Uso indebito di supporto magnetico clonato: l'illecito c'è... ma qual è?

Sussiste un contrasto giurisprudenziale in relazione alla qualificazione giuridica dell'utilizzo indebito di supporti magnetici clonati. Per alcuni tali condotte integrano l'illecito di cui all'art. 55 d.lgs. n. 231/2007 indebito utilizzo di carte di pagamento clonate , per altri quello di cui all'art. 640-ter c.p. frode informatica .

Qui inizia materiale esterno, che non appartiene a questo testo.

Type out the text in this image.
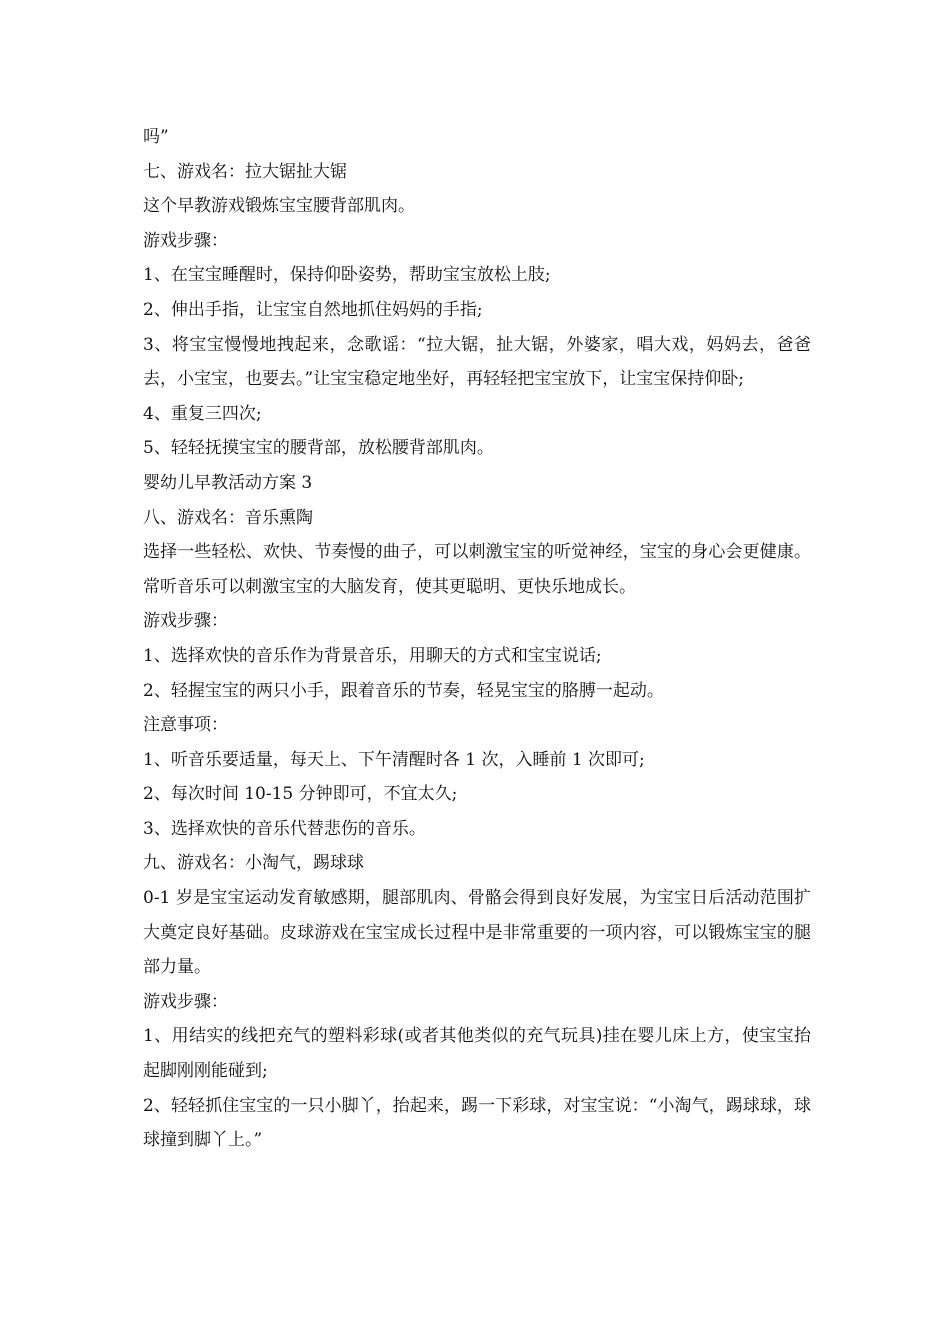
吗”

七、游戏名：拉大锯扯大锯

这个早教游戏锻炼宝宝腰背部肌肉。

游戏步骤：

1、在宝宝睡醒时，保持仰卧姿势，帮助宝宝放松上肢;

2、伸出手指，让宝宝自然地抓住妈妈的手指;

3、将宝宝慢慢地拽起来，念歌谣：“拉大锯，扯大锯，外婆家，唱大戏，妈妈去，爸爸去，小宝宝，也要去。”让宝宝稳定地坐好，再轻轻把宝宝放下，让宝宝保持仰卧;

4、重复三四次;

5、轻轻抚摸宝宝的腰背部，放松腰背部肌肉。

婴幼儿早教活动方案 3

八、游戏名：音乐熏陶

选择一些轻松、欢快、节奏慢的曲子，可以刺激宝宝的听觉神经，宝宝的身心会更健康。常听音乐可以刺激宝宝的大脑发育，使其更聪明、更快乐地成长。

游戏步骤：

1、选择欢快的音乐作为背景音乐，用聊天的方式和宝宝说话;

2、轻握宝宝的两只小手，跟着音乐的节奏，轻晃宝宝的胳膊一起动。

注意事项：

1、听音乐要适量，每天上、下午清醒时各 1 次，入睡前 1 次即可;

2、每次时间 10-15 分钟即可，不宜太久;

3、选择欢快的音乐代替悲伤的音乐。

九、游戏名：小淘气，踢球球

0-1 岁是宝宝运动发育敏感期，腿部肌肉、骨骼会得到良好发展，为宝宝日后活动范围扩大奠定良好基础。皮球游戏在宝宝成长过程中是非常重要的一项内容，可以锻炼宝宝的腿部力量。

游戏步骤：

1、用结实的线把充气的塑料彩球(或者其他类似的充气玩具)挂在婴儿床上方，使宝宝抬起脚刚刚能碰到;

2、轻轻抓住宝宝的一只小脚丫，抬起来，踢一下彩球，对宝宝说：“小淘气，踢球球，球球撞到脚丫上。”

E' quanto affermato dalla Corte di Cassazione, con la sentenza n. 8913/2017, depositata il 23 febbraio. Il caso. La Corte d'appello di Roma, a conferma della statuizione del giudice di prime cure, condannava un'imputata per l'illecito di cui agli artt. 110 c.p. e 55 d.lgs. n. 231/2007 concorso nell'indebito utilizzo di carte di pagamento clonate . Alla condannata veniva rimproverato di aver utilizzato indebitamente, in concorso con altri, una carta di pagamento clonata, appunto. L'interessata ricorreva per cassazione, lamentando vizi di motivazione in relazione all'accertamento dei fatti e violazione di legge per errata qualificazione della fattispecie come indebito uso di carta di pagamento invece che come truffa informatica, ex art. 640- ter c.p Il contrasto giurisprudenziale. La Suprema Corte ha ritenuto fondate le doglianze relative al vizio motivazionale, ma si è ugualmente soffermata sulla qualificazione giuridica del fatto. In particolare, gli Ermellini hanno rilevato come sussista un contrasto giurisprudenziale in merito. Da una parte, infatti, vi è una scuola di pensiero che, nell'ipotesi di ripetuto prelievo di somme di denaro mediante supporto magnetico duplicato illecitamente, riconosce la sussistenza del reato di cui all'art. 55, comma 9, d.lgs. n. 231/2007 come nel caso di specie dall'altra, fa capolino un filone giurisprudenziale che, alla condotta consistente nell'abusiva penetrazione nel sistema informatico bancario, mediante uso di carta clonata e codice d'accesso captato con modalità fraudolente , fa corrispondere la fattispecie di cui all'art. 640- ter c.p La sopra delineata incongruenza, secondo il Collegio, non rende manifestamente infondato il ricorso. Indipendentemente dalle ragioni sopra esposte, la Corte di Cassazione ha annullato senza rinvio la sentenza impugnata, essendosi l'illecito estinto per intervenuta prescrizione.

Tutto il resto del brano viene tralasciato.